Class of 2015 Success Stories: Musical Arts

CLASS OF 2015 SUCCESS STORY: MUSICAL ARTS

By Bob Cunningham

Maria Ziegman picked up the flute in fifth grade and knew it was the instrument for her.

Now 22, the Bowling Green State University senior graduated with a 3.8 GPA and degrees in music education and music performance.

“I had always heard of Bowling Green as having a strong music education program and I decided if I was going to go for music education I was going to go to a school that was going to make me prepared,” said Ziegman, who grew up in Fremont, Ohio.  
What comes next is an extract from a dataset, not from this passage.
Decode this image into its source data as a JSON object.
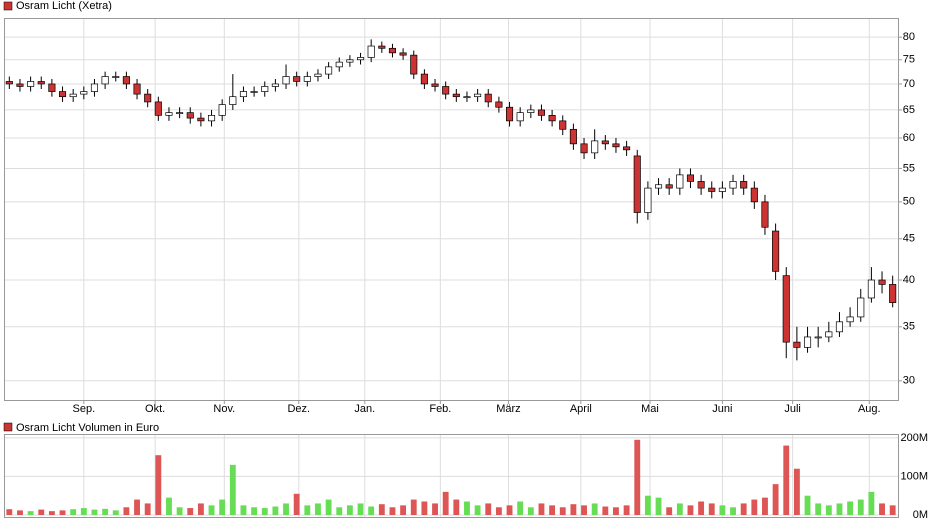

Ziegman wasn’t able to attend the graduation ceremony because she is student-teaching at a junior high school in Oswego, Ill. She credits the music department at BGSU for her quick placement as a student teacher.

“All of my professors were very supportive of what I wanted to do,” Ziegman said. “I think all of the students in the music building — that’s where I spent most of my time — they were all nice to be with and we all supported each other. 

“Being at Bowling Green has actually allowed me get to Traughber Junior High School in Oswego through its distance student teacher program, which is new for the music building in the last year. So, I am out here student-teaching in Illinois because I heard some really awesome things about how they structure their music programs.

Ziegman is specializing in teaching instrumental music to sixth, seventh and eighth graders while in Oswego, about an hour southwest of Chicago.

“After being at the junior high level this semester I think I’d really love to be a junior high teacher,” she said. “The sixth graders are really funny because they’re all wide-eyed, they’re in awe of junior high, and they’re still a little bit scared. And then you see the eighth graders and it’s like old hat, but their abilities have grown so much in three years.

Ziegman singled out Dr. Conor Nelson as a major influence during her time at Bowling Green.

“He was my flute instructor. I spent all four years every week seeing him for an hour working on flute lessons,” she said. “He was really quite a mentor to me and supported me and has helped me grow into who I am right now.

“The band methods classes I’ve taken and the classes I’ve taken with Dr. Nelson, they basically show you what you’re capable of and how you’re capable of achieving it through your own musical abilities, like your own performance. And then they show you what some of the best strategies to get your students to feel that same success. I think just learning to apply my experiences and take my experiences and use them to make myself a better teacher and provide my own students that insight that they might not have thought of yet.”

Flute is Ziegman’s primary instrument, but she is required to learn all of them for this teaching position. She’s been playing a lot of trombone while in Oswego and said she’s “pretty decent at the moment.

“Once you learn a woodwind instrument like flute, saxophone, or clarinet, those are very transferable and I think it’s very easy to move between those,” Ziegman said. “As soon as you learn a brass instrument — the trumpet, trombone, or baritone — all of that is very transferable to each other. Once you’ve learned a woodwind and a brass instrument, you’re doing pretty good.”

At Bowling Green, she took a string methods class for a semester in which she learned to play the violin, viola, cello and string bass. She also had some experience in high school playing percussion, which is coming in handy at the moment as she is teaching a sixth-grade percussion class.

And now that Ziegman has experienced teaching firsthand, she has found that she likes it as much as she does performing.

“The kids are all really curious and they all want to know how everything works,” she said. “And it’s really awesome because I still get to play my flute and show them what it should sound like or a better way of fingering notes and such. It’s really the best of both worlds, I think. I get to see them conduct the music, which is beautiful to hear, and see the students be able to do it.” 

Ziegman plans on getting at least a master’s degree in administration in the near future because it can be useful in running a band program.  

“Most of the job as a band instructor takes place outside the classroom,” she said. “ You’ve got to organize rehearsals, communicate with parents, set up trips and order instruments."

But that’s down the road a little bit. For now, Ziegman is able to reflect a little on her time at Bowling Green. 

“I think the biggest thing I took away from BGSU was, you’ve got to shoot for the moon, and even if you don’t hit the moon, you’ll get farther than you would’ve thought.”